NEW YORK (MainStreet) — Down economy or not, Americans fully intend to pamper their mom this Mother’s Day.
According to estimates from the National Retail Federation, the average person is expected to spend $140.73 on gifts for the May 8 mom-centric holiday, up from an average of $126.90 last year. And total spending is expected to reach $16.3 billion, a figure that mirrors spending levels in 2008.
The NRF said that the spending increase coincides with the consumer desire to buy Mom more luxurious items. According to a survey of 8,488 adults conducted in early April by BIGresearch for the industry group, the number of people who plan on buying electronics (13.3%) rose 48% from last year (9%).
Jewelry sales are similarly expected to rise, with 31.2% of respondents saying they would buy Mom silver, gold or diamonds. Total spending on jewelry is expected to reach $3 billion, a 19% increase over 2010 estimates.

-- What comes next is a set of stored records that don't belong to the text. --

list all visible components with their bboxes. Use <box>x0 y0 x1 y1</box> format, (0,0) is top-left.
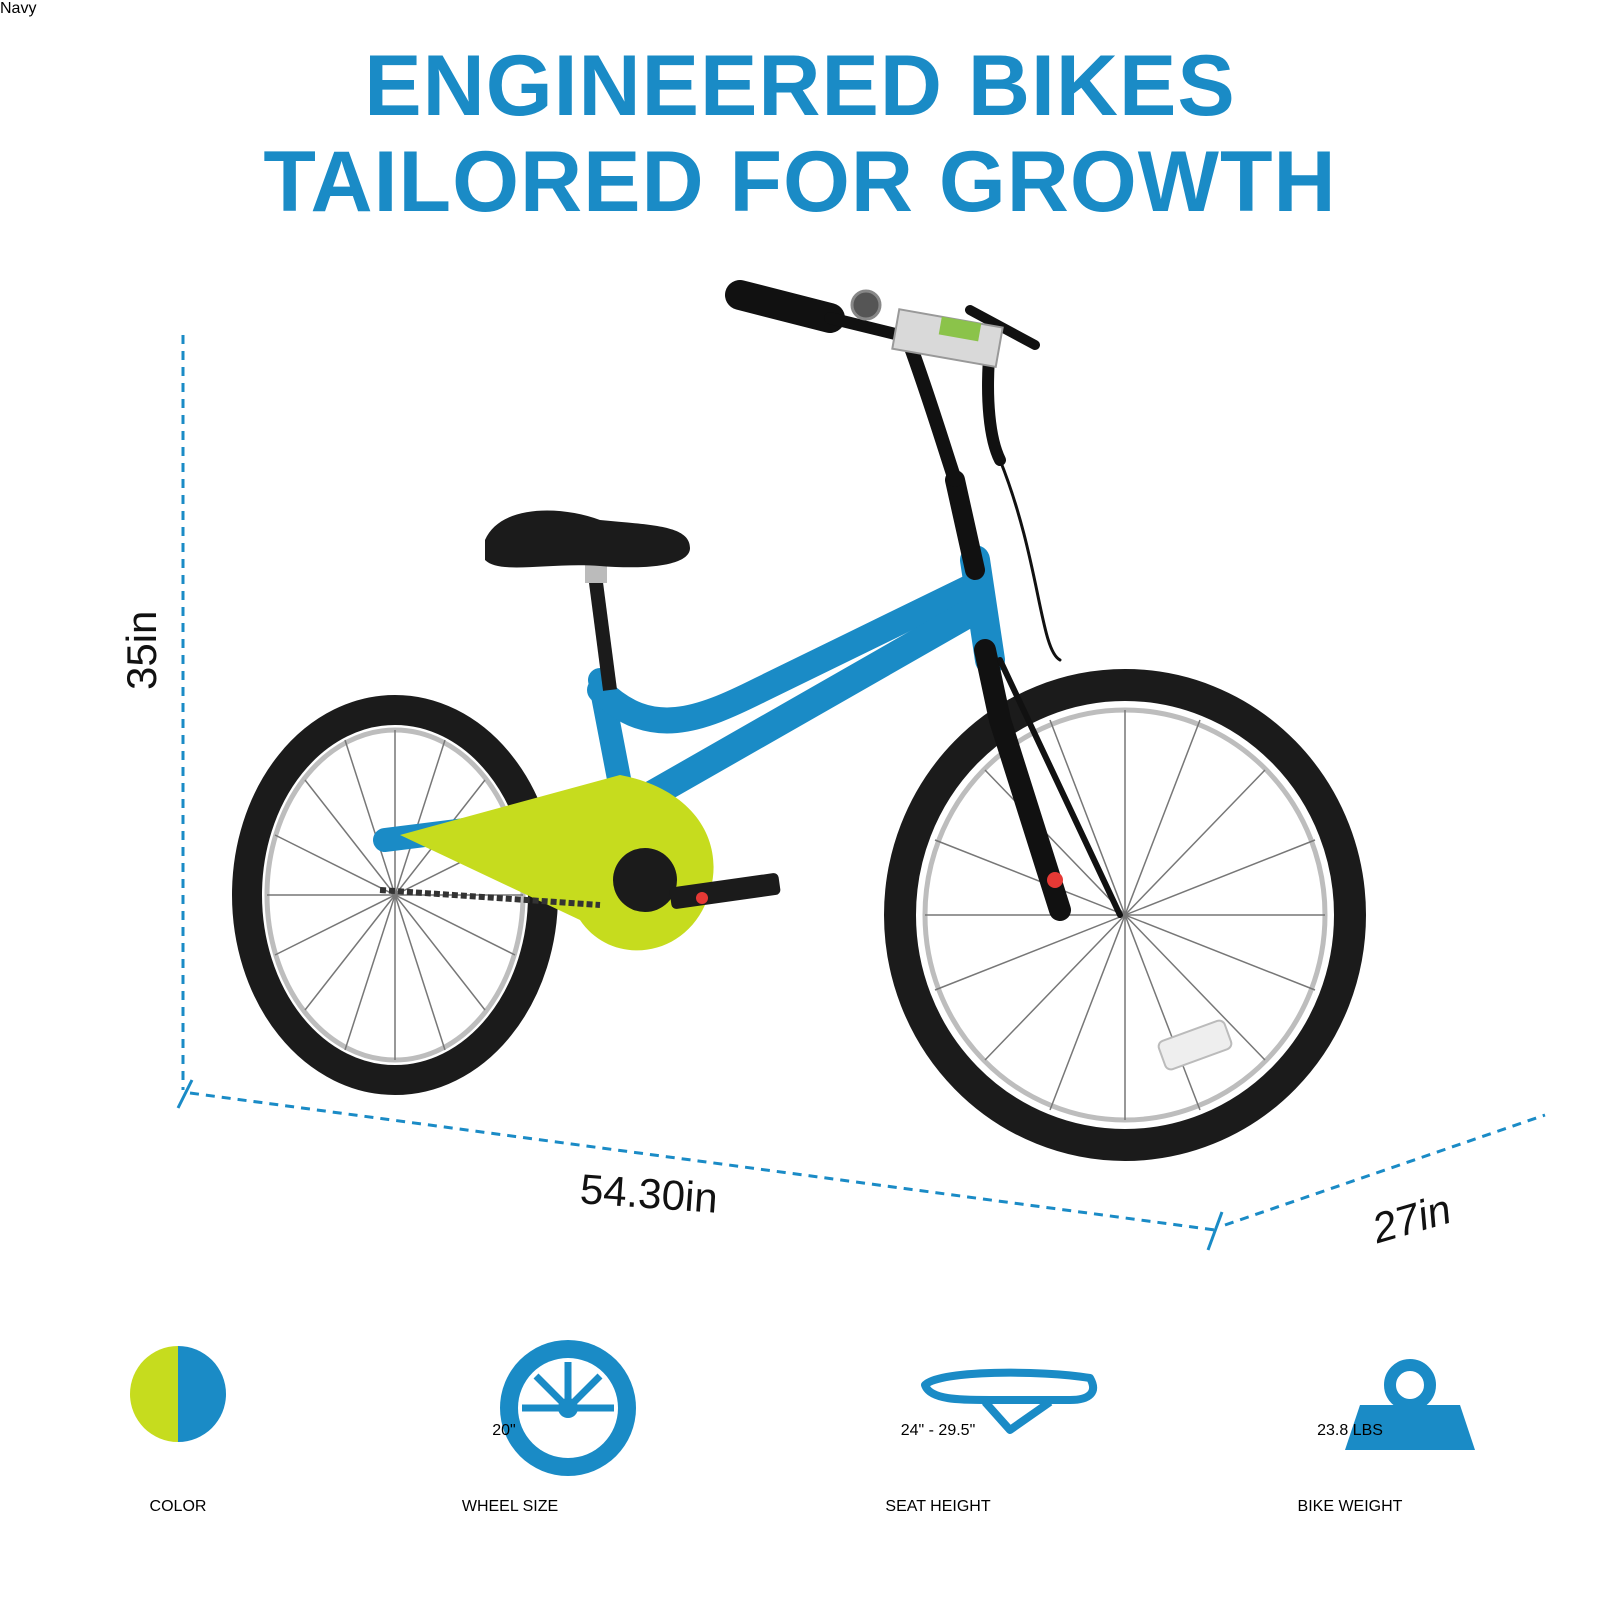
wheel-size-value: 20" <box>492 1422 516 1439</box>
headline-line-1: ENGINEERED BIKES <box>364 38 1236 134</box>
bike-frame <box>373 545 1005 852</box>
wheel-size-caption: WHEEL SIZE <box>461 1498 559 1515</box>
headline-line-2: TAILORED FOR GROWTH <box>263 134 1337 230</box>
color-caption: COLOR <box>149 1498 207 1515</box>
dimension-ticks <box>176 1079 1224 1251</box>
length-dimension-label: 54.30in <box>578 1165 720 1222</box>
wheel-icon <box>500 1340 636 1476</box>
chain-guard <box>379 775 714 951</box>
seat <box>485 510 690 691</box>
front-fork <box>974 639 1123 921</box>
bike-weight-caption: BIKE WEIGHT <box>1297 1498 1403 1515</box>
rear-wheel <box>232 695 558 1095</box>
depth-dimension-line <box>1224 1113 1546 1227</box>
seat-height-value: 24" - 29.5" <box>900 1422 976 1439</box>
seat-icon <box>921 1368 1098 1434</box>
spec-color: Navy COLOR <box>0 0 1600 1515</box>
pedal <box>669 873 781 909</box>
dimension-lines <box>181 335 1546 1232</box>
length-dimension-line <box>189 1091 1216 1232</box>
color-value: Navy <box>0 0 37 17</box>
height-dimension-label: 35in <box>118 610 165 690</box>
front-wheel <box>884 669 1366 1161</box>
bike-weight-value: 23.8 LBS <box>1317 1422 1383 1439</box>
seat-height-caption: SEAT HEIGHT <box>885 1498 991 1515</box>
headline: ENGINEERED BIKES TAILORED FOR GROWTH <box>0 38 1600 230</box>
color-swatch-icon <box>130 1346 226 1442</box>
weight-icon <box>1345 1359 1475 1450</box>
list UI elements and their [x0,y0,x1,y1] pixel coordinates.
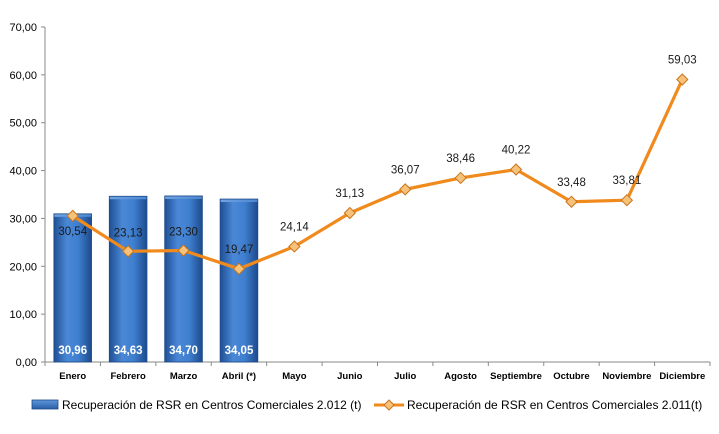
y-tick-label: 20,00 [9,261,37,273]
x-tick-label: Octubre [553,371,589,382]
line-data-label: 31,13 [335,188,364,200]
bar-data-label: 30,96 [58,345,87,357]
line-marker [121,245,135,258]
x-tick-label: Abril (*) [222,371,256,382]
line-marker [288,240,301,253]
y-tick-label: 40,00 [9,166,37,178]
axes: 0,00 10,00 20,00 30,00 40,00 50,00 60,00 70,00 E… [9,22,711,382]
line-marker [454,171,467,185]
legend-label-2011: Recuperación de RSR en Centros Comercial… [407,398,702,412]
x-tick-label: Junio [337,371,363,382]
x-tick-label: Febrero [110,371,146,382]
x-tick-label: Noviembre [602,371,651,382]
line-path [71,78,684,271]
legend-label-2012: Recuperación de RSR en Centros Comercial… [62,398,361,412]
y-tick-label: 30,00 [9,213,37,225]
bar-data-label: 34,70 [169,345,198,357]
line-data-label: 59,03 [668,54,697,66]
line-data-label: 19,47 [225,244,254,256]
y-tick-label: 0,00 [16,357,37,369]
bar-data-label: 34,05 [225,345,254,357]
legend-swatch-marker [383,399,395,411]
y-tick-label: 10,00 [9,309,37,321]
x-tick-label: Mayo [282,371,306,382]
bar [53,213,92,363]
bar-data-label: 34,63 [114,345,143,357]
line-data-label: 33,48 [557,177,586,189]
line-data-label: 36,07 [391,164,420,176]
line-data-label: 33,81 [612,175,641,187]
y-tick-label: 70,00 [9,22,37,34]
x-tick-label: Septiembre [490,371,542,382]
bar [164,195,203,363]
x-tick-label: Agosto [444,371,477,382]
line-marker [509,163,523,176]
legend: Recuperación de RSR en Centros Comercial… [31,398,702,412]
line-marker [66,209,79,223]
bar-series-2012 [53,195,259,363]
line-data-label: 38,46 [446,153,475,165]
line-data-label: 23,30 [169,226,198,238]
line-marker [177,244,190,257]
bar-top-highlight [109,196,147,200]
legend-swatch-bar [31,399,59,410]
bar [219,198,259,363]
bar-top-highlight [165,196,202,199]
line-marker [676,73,689,86]
x-tick-label: Marzo [170,371,198,382]
line-data-label: 40,22 [502,145,531,157]
bar [108,195,148,363]
y-tick-label: 60,00 [9,70,37,82]
line-series-2011 [66,73,689,276]
y-tick-label: 50,00 [9,118,37,130]
line-marker [399,183,412,196]
line-marker [565,195,578,208]
line-data-label: 30,54 [58,226,87,238]
x-tick-label: Diciembre [659,371,705,382]
bar-top-highlight [220,199,258,203]
line-data-label: 24,14 [280,221,309,233]
line-marker [343,206,356,220]
line-data-label: 23,13 [114,227,143,239]
x-tick-label: Julio [394,371,416,382]
line-marker [620,193,634,207]
x-tick-label: Enero [59,371,86,382]
data-labels: 30,96 34,63 34,70 34,05 30,54 23,13 23,30 19,47… [58,54,696,357]
line-marker [232,262,246,276]
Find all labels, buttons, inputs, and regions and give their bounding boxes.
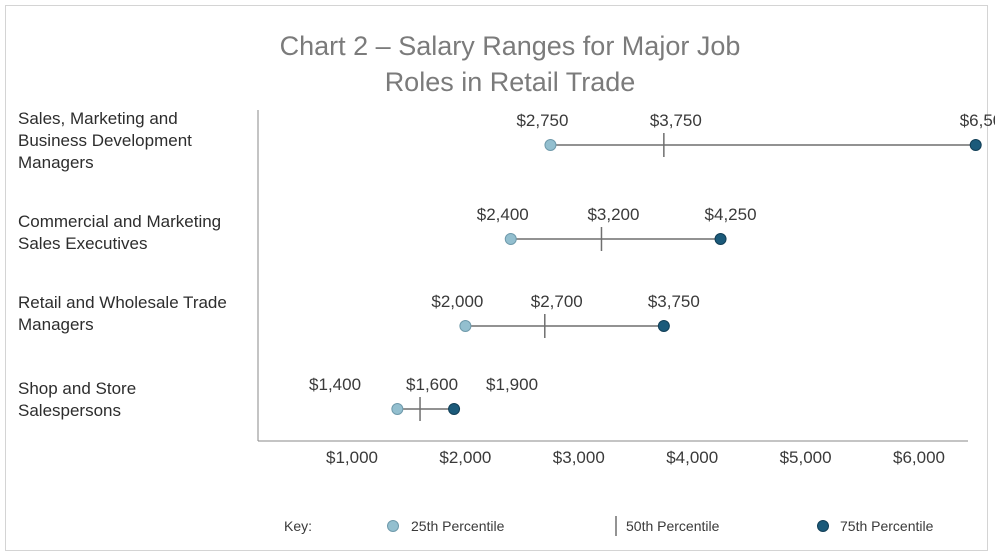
category-label-line: Sales, Marketing and xyxy=(18,109,178,128)
p75-data-label: $1,900 xyxy=(486,375,538,394)
p75-point xyxy=(448,403,461,415)
chart-frame xyxy=(5,5,988,551)
legend-p75-label: 75th Percentile xyxy=(840,518,934,534)
p25-point xyxy=(504,233,517,245)
x-tick-label: $6,000 xyxy=(893,448,945,467)
p25-data-label: $2,400 xyxy=(477,205,529,224)
p75-point xyxy=(657,320,670,332)
p75-point xyxy=(714,233,727,245)
legend-p25-marker xyxy=(387,520,399,532)
chart-title-line-1: Chart 2 – Salary Ranges for Major Job xyxy=(279,31,741,61)
category-label-line: Managers xyxy=(18,153,94,172)
x-tick-label: $1,000 xyxy=(326,448,378,467)
category-label: Retail and Wholesale Trade Managers xyxy=(18,292,256,336)
p25-point xyxy=(544,139,557,151)
p50-data-label: $1,600 xyxy=(406,375,458,394)
category-label-line: Retail and Wholesale Trade xyxy=(18,293,227,312)
p75-data-label: $6,500 xyxy=(960,111,995,130)
key-label: Key: xyxy=(284,518,312,534)
p25-point xyxy=(391,403,404,415)
p50-data-label: $2,700 xyxy=(531,292,583,311)
category-label-line: Business Development xyxy=(18,131,192,150)
x-tick-label: $2,000 xyxy=(439,448,491,467)
category-label-line: Salespersons xyxy=(18,401,122,420)
p75-data-label: $4,250 xyxy=(705,205,757,224)
category-label: Commercial and Marketing Sales Executives xyxy=(18,211,256,255)
legend-p75-marker xyxy=(817,520,829,532)
p25-data-label: $2,000 xyxy=(431,292,483,311)
chart-title-line-2: Roles in Retail Trade xyxy=(384,67,636,97)
category-label: Shop and Store Salespersons xyxy=(18,378,256,422)
p50-data-label: $3,200 xyxy=(587,205,639,224)
p25-data-label: $2,750 xyxy=(516,111,568,130)
x-tick-label: $4,000 xyxy=(666,448,718,467)
p25-point xyxy=(459,320,472,332)
x-tick-label: $3,000 xyxy=(553,448,605,467)
legend-p25-label: 25th Percentile xyxy=(411,518,505,534)
p75-data-label: $3,750 xyxy=(648,292,700,311)
x-tick-label: $5,000 xyxy=(780,448,832,467)
p50-data-label: $3,750 xyxy=(650,111,702,130)
category-label-line: Managers xyxy=(18,315,94,334)
p25-data-label: $1,400 xyxy=(309,375,361,394)
category-label-line: Shop and Store xyxy=(18,379,137,398)
category-label: Sales, Marketing and Business Development… xyxy=(18,108,256,174)
p75-point xyxy=(969,139,982,151)
category-label-line: Commercial and Marketing xyxy=(18,212,222,231)
legend-p50-label: 50th Percentile xyxy=(626,518,720,534)
category-label-line: Sales Executives xyxy=(18,234,148,253)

“Americans are in a much better position to spend this year, and will push the daily stresses of high gas and food costs aside for one day to celebrate the most important women in the world to them,” NRF president and CEO Matthew Shay said in a press release.
The NRF said men are expected to spend a little bit more than women, with husbands and sons dropping an average of $168.84 on gifts. Comparatively, mothers and daughters will spend $114.01.
In terms of spending habits by age, adults ages 25-34 will spend the most ($191.35), followed by 18- to 24-year-olds ($183.38) and 35- to 44-year-olds ($155.97).
The heightened spending among the 25-34 demographic is understandable considering that those who are celebrating Mother’s Day not only plan to pamper their mom, but also buy gifts for their wife (19.6%), daughter (9.6), grandmother (8.0%), sister (8.4%), friend (7.3%) or Godmother (1.8%).
Compared to other holidays, Mother’s Day is a cash cow for retailers, easily beating out this year’s estimates for Valentine’s Day ($15.7 billion), Easter Sunday ($14.6 billion) and St. Patrick’s Day (a paltry $4.14 billion).
“Families want to indulge mom this year,” said Phil Rist, the executive vice president of strategic initiatives at BIGresearch.